Michael Osterholm, épidémiologiste à l’université du Minnesota, disait déjà en 2005 : “Chaque Etat essaiera d’empêcher le virus d’entrer sur son territoire en limitant ou en supprimant les voyages et le commerce extérieur. Ces mesures sont vouées à l’échec, étant donné la grande virulence du virus de la grippe et les trafics qui ont lieu à toutes les frontières.” John Brownstein et ses collaborateurs du Children’s Hospital de Boston ont démontré, dans un article publié en 2006 dans la revue PloS Medicine, que la forte baisse du trafic aérien international consécutive aux attentats du 11 septembre 2001 a entraîné effectivement un retard dans la propagation de la grippe saisonnière aux Etats-Unis. Mais ce retard n’a été que de deux semaines, et le nombre de morts causés par cette maladie au niveau national a tout de même été d’environ 39 000, comme tous les ans.

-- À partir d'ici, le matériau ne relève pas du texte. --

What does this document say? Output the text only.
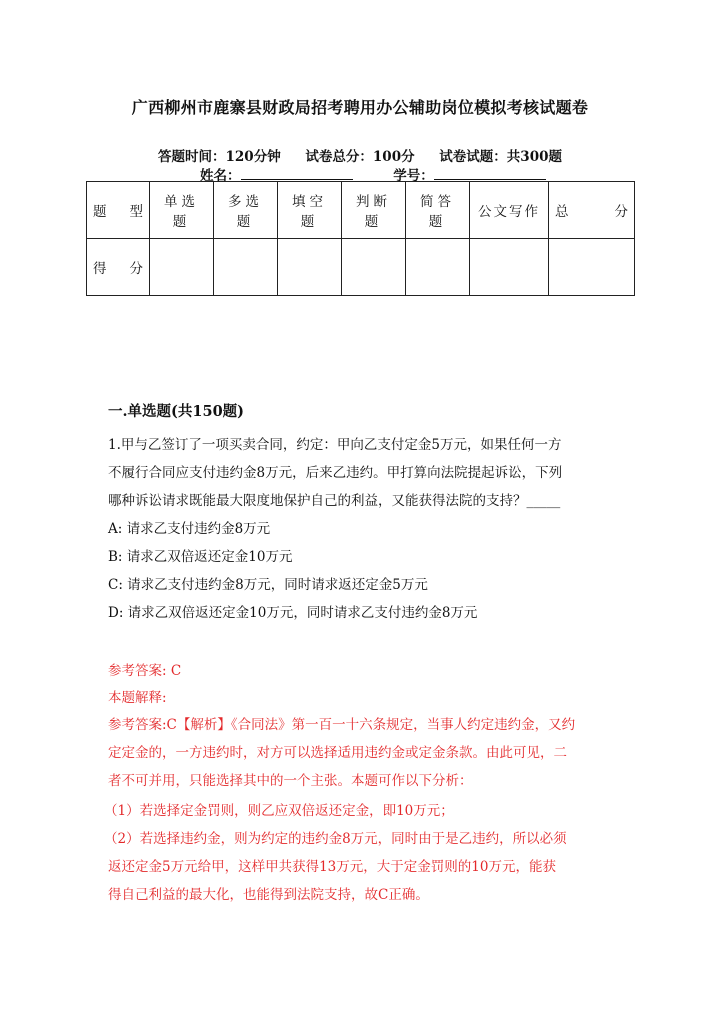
广西柳州市鹿寨县财政局招考聘用办公辅助岗位模拟考核试题卷
答题时间：120分钟 试卷总分：100分 试卷试题：共300题
姓名：	学号：
题 型	单选题	多选题	填空题	判断题	简答题	公文写作	总 分

得 分							

一.单选题(共150题)
1.甲与乙签订了一项买卖合同，约定：甲向乙支付定金5万元，如果任何一方
不履行合同应支付违约金8万元，后来乙违约。甲打算向法院提起诉讼，下列
哪种诉讼请求既能最大限度地保护自己的利益，又能获得法院的支持？_____
A: 请求乙支付违约金8万元
B: 请求乙双倍返还定金10万元
C: 请求乙支付违约金8万元，同时请求返还定金5万元
D: 请求乙双倍返还定金10万元，同时请求乙支付违约金8万元
参考答案: C
本题解释:
参考答案:C【解析】《合同法》第一百一十六条规定，当事人约定违约金，又约
定定金的，一方违约时，对方可以选择适用违约金或定金条款。由此可见，二
者不可并用，只能选择其中的一个主张。本题可作以下分析：
（1）若选择定金罚则，则乙应双倍返还定金，即10万元；
（2）若选择违约金，则为约定的违约金8万元，同时由于是乙违约，所以必须
返还定金5万元给甲，这样甲共获得13万元，大于定金罚则的10万元，能获
得自己利益的最大化，也能得到法院支持，故C正确。
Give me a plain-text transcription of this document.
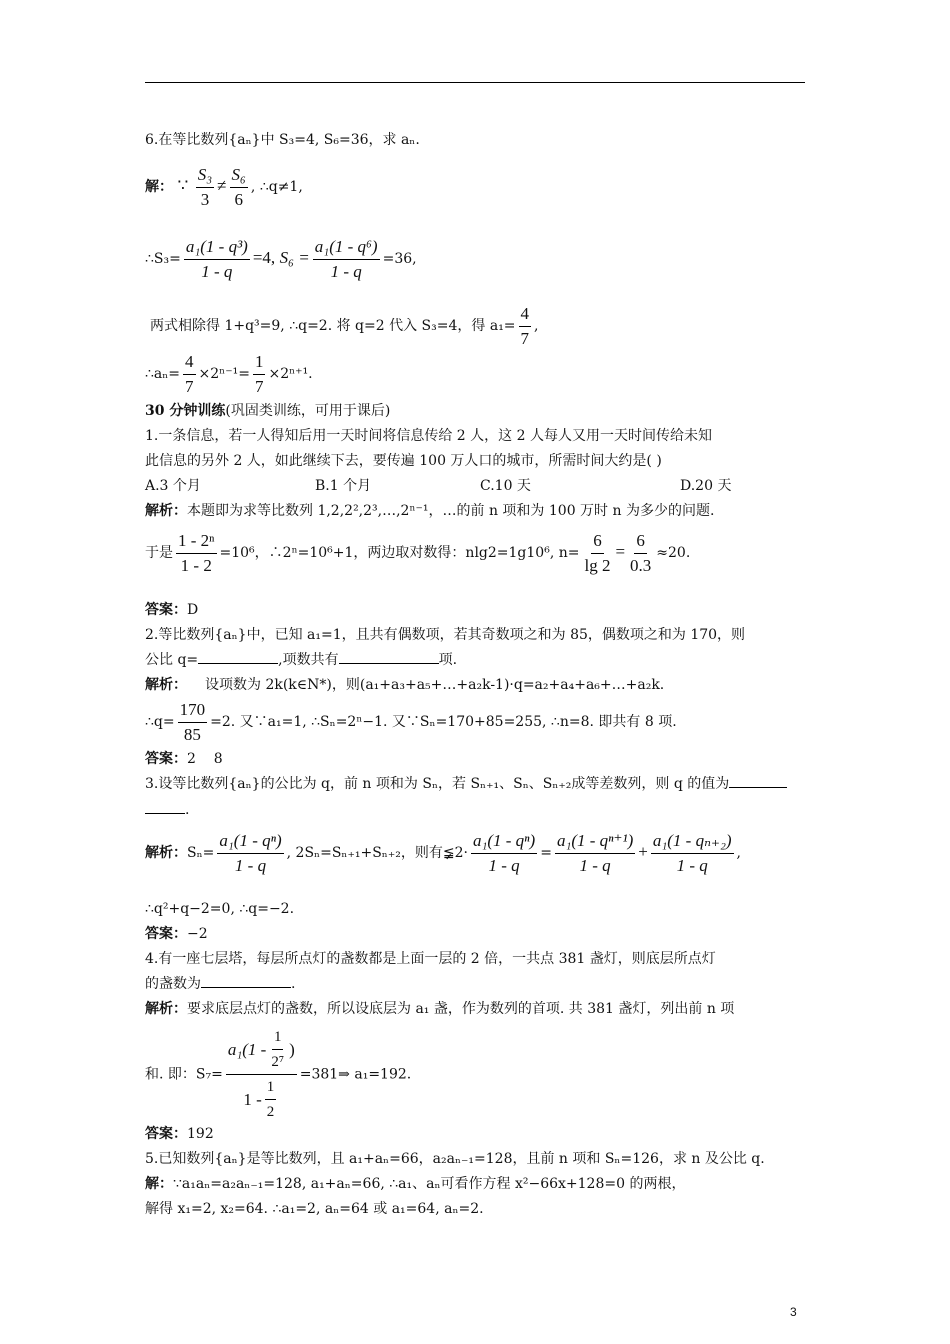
6.在等比数列{aₙ}中 S₃=4, S₆=36，求 aₙ.
解： ∵ $\frac{\text{S₃}}{3} \ne \frac{\text{S₆}}{6}$ , ∴q≠1,
∴S₃= $\frac{\text{a₁(1 - q³)}}{1 - q} =4$, $S_6 = \frac{\text{a₁(1 - q⁶)}}{1 - q} =36$,
两式相除得 1+q³=9, ∴q=2. 将 q=2 代入 S₃=4，得 $a_1= \frac{4}{7}$ ,
∴aₙ= $\frac{4}{7} \times 2^{n-1}= \frac{1}{7} \times 2^{n+1}$.
30 分钟训练(巩固类训练，可用于课后)
1.一条信息，若一人得知后用一天时间将信息传给 2 人，这 2 人每人又用一天时间传给未知
此信息的另外 2 人，如此继续下去，要传遍 100 万人口的城市，所需时间大约是( )
A.3 个月	B.1 个月	C.10 天	D.20 天
解析：本题即为求等比数列 1,2,2²,2³,…,2ⁿ⁻¹，…的前 n 项和为 100 万时 n 为多少的问题.
于是 $\frac{\text{1 - 2ⁿ}}{1 - 2} =10^6$，∴2ⁿ=10⁶+1，两边取对数得：nlg2=1g10⁶, $n= \frac{6}{\lg 2} = \frac{6}{0.3} \approx 20$.
答案：D
2.等比数列{aₙ}中，已知 a₁=1，且共有偶数项，若其奇数项之和为 85，偶数项之和为 170，则
公比 q=	,项数共有	项.
解析： 设项数为 2k(k∈N*)，则(a₁+a₃+a₅+…+a₂k-1)·q=a₂+a₄+a₆+…+a₂k.
∴q= $\frac{170}{85} =2$. 又∵a₁=1, ∴Sₙ=2ⁿ−1. 又∵Sₙ=170+85=255, ∴n=8. 即共有 8 项.
答案：2    8
3.设等比数列{aₙ}的公比为 q，前 n 项和为 Sₙ，若 Sₙ₊₁、Sₙ、Sₙ₊₂成等差数列，则 q 的值为
.
解析：$S_n= \frac{\text{a₁(1 - qⁿ)}}{1 - q}$ , 2Sₙ=Sₙ₊₁+Sₙ₊₂，则有≨2· $\frac{\text{a₁(1 - qⁿ)}}{1 - q} = \frac{\text{a₁(1 - qⁿ⁺¹)}}{1 - q} + \frac{\text{a₁(1 - qₙ₊₂)}}{1 - q}$ ,
∴q²+q−2=0, ∴q=−2.
答案：−2
4.有一座七层塔，每层所点灯的盏数都是上面一层的 2 倍，一共点 381 盏灯，则底层所点灯
的盏数为	.
解析：要求底层点灯的盏数，所以设底层为 a₁ 盏，作为数列的首项. 共 381 盏灯，列出前 n 项
和. 即：$S_7= \frac{a_1(1 - \frac{1}{\text{2⁷}} )}{1 - \frac{1}{2}}$ =381⇒ a₁=192.
答案：192
5.已知数列{aₙ}是等比数列，且 a₁+aₙ=66，a₂aₙ₋₁=128，且前 n 项和 Sₙ=126，求 n 及公比 q.
解：∵a₁aₙ=a₂aₙ₋₁=128, a₁+aₙ=66, ∴a₁、aₙ可看作方程 x²−66x+128=0 的两根，
解得 x₁=2, x₂=64. ∴a₁=2, aₙ=64 或 a₁=64, aₙ=2.
3
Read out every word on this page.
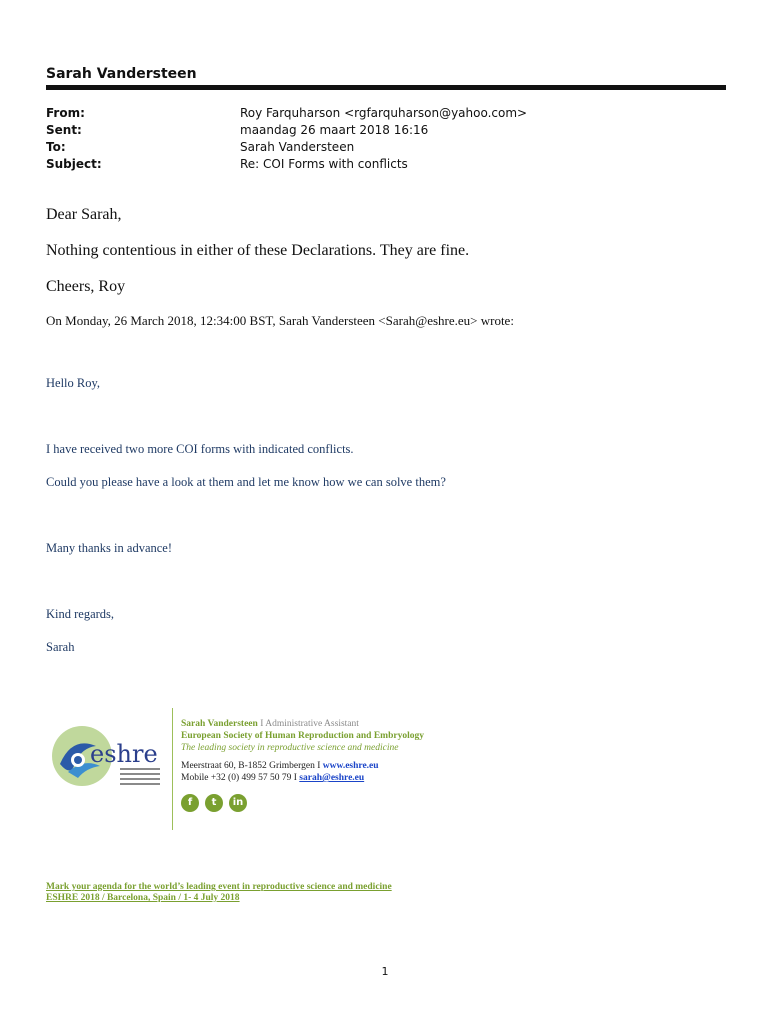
Sarah Vandersteen
From:	Roy Farquharson <rgfarquharson@yahoo.com>
Sent:	maandag 26 maart 2018 16:16
To:	Sarah Vandersteen
Subject:	Re: COI Forms with conflicts
Dear Sarah,
Nothing contentious in either of these Declarations. They are fine.
Cheers, Roy
On Monday, 26 March 2018, 12:34:00 BST, Sarah Vandersteen <Sarah@eshre.eu> wrote:
Hello Roy,
I have received two more COI forms with indicated conflicts.
Could you please have a look at them and let me know how we can solve them?
Many thanks in advance!
Kind regards,
Sarah
eshre
Sarah Vandersteen I Administrative Assistant
European Society of Human Reproduction and Embryology
The leading society in reproductive science and medicine
Meerstraat 60, B-1852 Grimbergen I www.eshre.eu
Mobile +32 (0) 499 57 50 79 I sarah@eshre.eu
f t in
Mark your agenda for the world’s leading event in reproductive science and medicine
ESHRE 2018 / Barcelona, Spain / 1- 4 July 2018
1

Retarder l’arrivée d’un virus serait utile si l’on gagnait ainsi du temps pour la fabrication d’un vaccin, mais deux semaines sont négligeables lorsqu’on sait qu’il faudra quatre à six mois pour le mettre au point. En outre, “il est dangereux de fermer les frontières, parce que beaucoup des biens nécessaires en cas de pandémie proviennent d’autres pays”, rappelle Osterholm. Exemple : l’acide shikimique, matière première du Tamiflu, est produit principalement en Chine. La prévention passe davantage par l’information et la responsabilisation individuelles que par les douanes et les contrôles policiers. “Les individus qui se sentent malades doivent remettre à plus tard leurs projets de voyage”, souligne ainsi l’OMS.

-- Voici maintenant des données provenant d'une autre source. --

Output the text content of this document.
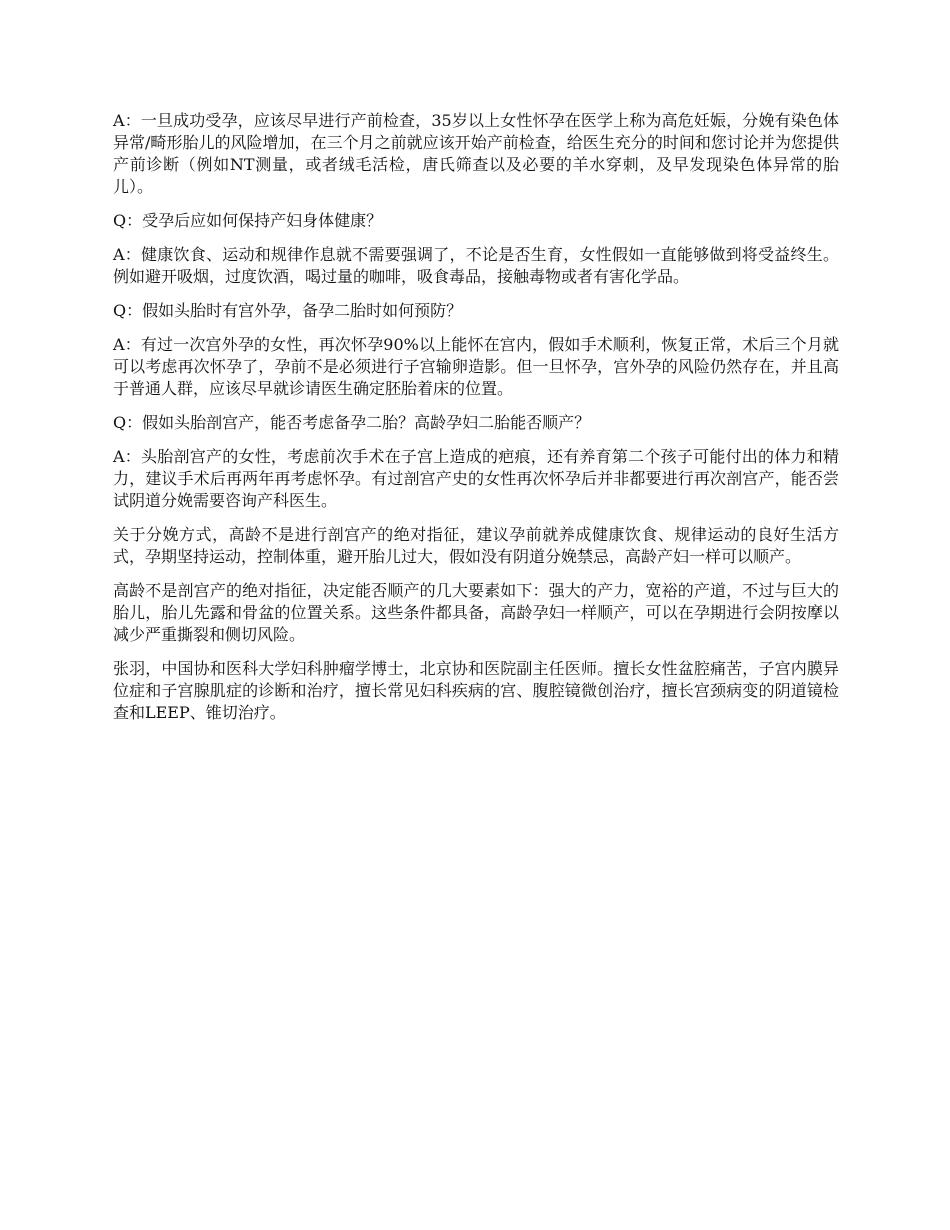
A：一旦成功受孕，应该尽早进行产前检查，35岁以上女性怀孕在医学上称为高危妊娠，分娩有染色体异常/畸形胎儿的风险增加，在三个月之前就应该开始产前检查，给医生充分的时间和您讨论并为您提供产前诊断（例如NT测量，或者绒毛活检，唐氏筛查以及必要的羊水穿刺，及早发现染色体异常的胎儿）。

Q：受孕后应如何保持产妇身体健康？

A：健康饮食、运动和规律作息就不需要强调了，不论是否生育，女性假如一直能够做到将受益终生。例如避开吸烟，过度饮酒，喝过量的咖啡，吸食毒品，接触毒物或者有害化学品。

Q：假如头胎时有宫外孕，备孕二胎时如何预防？

A：有过一次宫外孕的女性，再次怀孕90%以上能怀在宫内，假如手术顺利，恢复正常，术后三个月就可以考虑再次怀孕了，孕前不是必须进行子宫输卵造影。但一旦怀孕，宫外孕的风险仍然存在，并且高于普通人群，应该尽早就诊请医生确定胚胎着床的位置。

Q：假如头胎剖宫产，能否考虑备孕二胎？高龄孕妇二胎能否顺产？

A：头胎剖宫产的女性，考虑前次手术在子宫上造成的疤痕，还有养育第二个孩子可能付出的体力和精力，建议手术后再两年再考虑怀孕。有过剖宫产史的女性再次怀孕后并非都要进行再次剖宫产，能否尝试阴道分娩需要咨询产科医生。

关于分娩方式，高龄不是进行剖宫产的绝对指征，建议孕前就养成健康饮食、规律运动的良好生活方式，孕期坚持运动，控制体重，避开胎儿过大，假如没有阴道分娩禁忌，高龄产妇一样可以顺产。

高龄不是剖宫产的绝对指征，决定能否顺产的几大要素如下：强大的产力，宽裕的产道，不过与巨大的胎儿，胎儿先露和骨盆的位置关系。这些条件都具备，高龄孕妇一样顺产，可以在孕期进行会阴按摩以减少严重撕裂和侧切风险。

张羽，中国协和医科大学妇科肿瘤学博士，北京协和医院副主任医师。擅长女性盆腔痛苦，子宫内膜异位症和子宫腺肌症的诊断和治疗，擅长常见妇科疾病的宫、腹腔镜微创治疗，擅长宫颈病变的阴道镜检查和LEEP、锥切治疗。
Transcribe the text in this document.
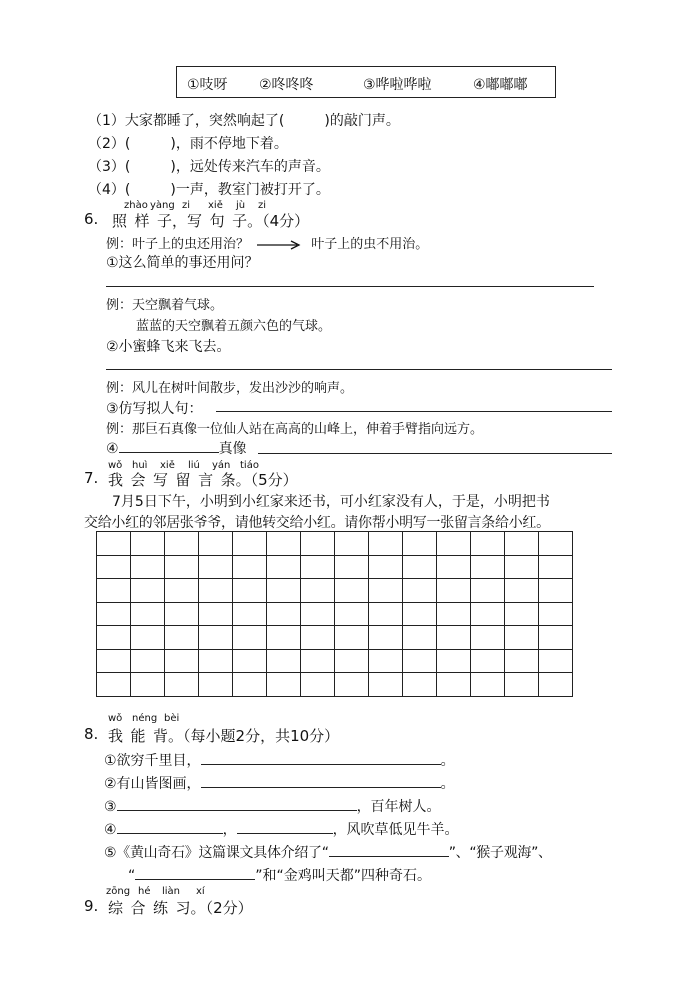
①吱呀 ②咚咚咚	③哗啦哗啦	④嘟嘟嘟
（1）大家都睡了，突然响起了(	)的敲门声。
（2）(	)，雨不停地下着。
（3）(	)，远处传来汽车的声音。
（4）(	)一声，教室门被打开了。
zhào yàng zi xiě jù zi
6. 照  样  子，写  句  子。（4分）
例：叶子上的虫还用治？	叶子上的虫不用治。
①这么简单的事还用问？
例：天空飘着气球。
蓝蓝的天空飘着五颜六色的气球。
②小蜜蜂飞来飞去。
例：风儿在树叶间散步，发出沙沙的响声。
③仿写拟人句：
例：那巨石真像一位仙人站在高高的山峰上，伸着手臂指向远方。
④	真像
wǒ huì xiě liú yán tiáo
7. 我  会  写  留  言  条。（5分）
7月5日下午，小明到小红家来还书，可小红家没有人，于是，小明把书
交给小红的邻居张爷爷，请他转交给小红。请你帮小明写一张留言条给小红。

wǒ néng bèi
8. 我  能  背。（每小题2分，共10分）
①欲穷千里目，	。
②有山皆图画，	。
③	，百年树人。
④	，	，风吹草低见牛羊。
⑤《黄山奇石》这篇课文具体介绍了“	”、“猴子观海”、
“	”和“金鸡叫天都”四种奇石。
zōng hé liàn xí
9. 综  合  练  习。（2分）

Certains scientifiques craignent aussi, paradoxalement, que le virus ne se révèle inoffensif. Ainsi, Masato Tashiro, chef de l’Institut national des maladies infectieuses du Japon et membre du comité d’urgence de l’OMS, redoute que les pays n’utilisent trop de Tamiflu lors de ce début d’épidémie et ne se retrouvent à court de médicaments lorsque la vraie pandémie surviendra. Les virologues restent très vigilants face au virus de la grippe aviaire H5N1 – et surtout face à une variante qui touche les poulets égyptiens et sur laquelle, il y a quelques semaines, 21 vaccins différents ont échoué. Quoi qu’il en soit, tous les virologues s’accordent à dire que la simple utilisation de Tamiflu pour les cas de H1N1 créera très certainement des souches résistantes.